Ragan’s mental state came up again Wednesday afternoon when the defense asked that Sheriff John Darr visit the courtroom. Without the jury present, Judge Gil McBride listened as Ragan complained to Darr that deputies were bullying him. Also his lawyer said the level of courtroom security seemed excessive.
In his mental condition, the stress of mistreatment could hinder his assisting in his own defense, Ragan said.
Assistant District Attorney Jennifer Cooley told McBride the security detail was appropriate in light of Ragan’s previous conviction for manslaughter, and for the protection of child witnesses who testified in the case. Offended, Ragan addressed Cooley, calling her “disrespectful” and adding, “You have no reason to fear me. I haven’t done anything wrong.” He then accused her of “coaching” the two children who testified Tuesday, saying, “You scarred them more than I did.”
Ragan’s complaints were settled with sheriff Maj. Mike Massey’s assurance he would substitute new deputies for the ones Ragan said mistreated him. The sheriff’s office is responsible for courtroom security.
Also testifying Wednesday was forensic pathologist Steven Atkinson, who conducted Hearn’s autopsy. He said a buckshot blast hit her in the upper right chest and left “stipling” or residue on the underside of her right arm, indicating she raised that arm over her face, palm out, as she was shot.
The shot was at such close range that two of the nine buckshot pellets exited her back, and the wad from the shell left an abrasion by the buckshot wounds, Atkinson said.
Mason asked Atkinson whether the position of Hearn’s arm would indicate she could not have been holding a revolver in her right hand. Atkinson said she could have been holding a gun.
Testimony this week showed Ragan, then 27, went to the Hearns’ home looking for his son, who was in the custody of his estranged wife, Holly Hearn’s sister.
Holly Hearn, 28, ran into her house when Ragan marched up wielding the shotgun, so he turned the gun on her husband Ryan, ordering him to kick in the home’s side door.
The door wouldn’t give, so Ryan Hearn ran toward the front door with Ragan chasing him. That’s when Holly Hearn came out the front door with a .38-caliber revolver she had retrieved from the couple’s bedroom. Ragan killed her just a few feet from her door.
Ryan Hearn turned and ran, and Ragan shot him in the right hip, shattering the femur and maiming his right hand. As Ryan Hearn tried to take cover by crawling under a car, Ragan walked over and tried to shoot him again, but the shotgun apparently jammed, a witness said.

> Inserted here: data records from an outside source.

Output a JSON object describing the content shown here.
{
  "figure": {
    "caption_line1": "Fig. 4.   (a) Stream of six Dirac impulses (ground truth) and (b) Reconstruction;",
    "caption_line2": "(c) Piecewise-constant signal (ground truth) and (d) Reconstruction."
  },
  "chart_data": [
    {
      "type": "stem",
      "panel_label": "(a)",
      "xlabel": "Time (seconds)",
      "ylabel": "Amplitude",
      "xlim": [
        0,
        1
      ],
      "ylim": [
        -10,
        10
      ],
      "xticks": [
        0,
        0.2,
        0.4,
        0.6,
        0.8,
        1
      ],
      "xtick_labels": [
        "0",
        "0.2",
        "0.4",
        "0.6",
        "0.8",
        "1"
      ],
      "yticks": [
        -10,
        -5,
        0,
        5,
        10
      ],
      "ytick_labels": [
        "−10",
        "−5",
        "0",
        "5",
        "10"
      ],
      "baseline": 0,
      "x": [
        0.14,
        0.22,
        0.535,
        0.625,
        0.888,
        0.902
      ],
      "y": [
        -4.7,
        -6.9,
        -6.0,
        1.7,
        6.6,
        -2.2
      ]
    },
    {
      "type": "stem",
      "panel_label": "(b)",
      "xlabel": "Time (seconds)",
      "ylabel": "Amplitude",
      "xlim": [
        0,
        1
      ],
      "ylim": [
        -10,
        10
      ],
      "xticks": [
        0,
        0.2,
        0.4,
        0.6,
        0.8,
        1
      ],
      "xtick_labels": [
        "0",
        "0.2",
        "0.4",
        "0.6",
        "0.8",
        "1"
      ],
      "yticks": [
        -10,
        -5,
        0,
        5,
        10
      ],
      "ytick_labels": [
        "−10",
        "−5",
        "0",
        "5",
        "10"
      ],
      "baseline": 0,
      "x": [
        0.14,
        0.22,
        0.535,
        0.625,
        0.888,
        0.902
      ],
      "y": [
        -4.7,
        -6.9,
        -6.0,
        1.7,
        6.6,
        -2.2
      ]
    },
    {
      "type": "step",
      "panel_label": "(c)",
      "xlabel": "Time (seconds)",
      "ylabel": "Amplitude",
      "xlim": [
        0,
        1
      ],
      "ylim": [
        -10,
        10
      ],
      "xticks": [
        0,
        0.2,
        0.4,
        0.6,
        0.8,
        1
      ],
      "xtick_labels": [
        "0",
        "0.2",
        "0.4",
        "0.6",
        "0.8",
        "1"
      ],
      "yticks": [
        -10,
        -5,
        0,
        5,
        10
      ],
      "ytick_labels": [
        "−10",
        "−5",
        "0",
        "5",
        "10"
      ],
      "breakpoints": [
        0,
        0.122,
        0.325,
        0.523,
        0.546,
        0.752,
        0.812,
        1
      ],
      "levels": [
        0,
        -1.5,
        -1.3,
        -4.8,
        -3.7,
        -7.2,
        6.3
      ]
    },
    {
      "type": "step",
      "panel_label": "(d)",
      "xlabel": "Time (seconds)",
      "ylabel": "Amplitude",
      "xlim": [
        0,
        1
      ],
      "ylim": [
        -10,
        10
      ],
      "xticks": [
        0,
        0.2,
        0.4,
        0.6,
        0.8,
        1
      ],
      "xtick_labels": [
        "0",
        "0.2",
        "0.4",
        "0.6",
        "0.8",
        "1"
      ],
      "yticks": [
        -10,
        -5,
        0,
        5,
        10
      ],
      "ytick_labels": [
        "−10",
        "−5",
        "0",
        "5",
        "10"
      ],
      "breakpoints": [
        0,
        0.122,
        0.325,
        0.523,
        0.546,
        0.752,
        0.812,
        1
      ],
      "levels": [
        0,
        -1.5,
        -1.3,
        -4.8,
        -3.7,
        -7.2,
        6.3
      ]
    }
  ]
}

Ragan then fled, but later surrendered to authorities in Harris County.
Several children were inside the Hearns’ home when the shooting occurred.
A girl, then 10, saw Holly Hearn dead on the ground outside and called 911. “My friend’s mom just got shot,” she told a dispatcher.
The Hearns’ son, then 4, was with his father when Ragan first threatened Ryan Hearn outside the house. “Please don’t shoot my dad,” the boy said he pleaded with Ragan.
In 2004 in Dayton, Ohio, Ragan pleaded guilty to involuntary manslaughter and was sentenced to four years in prison for fatally stabbing a man during a street brawl over a keg of beer, court documents and local news reports said.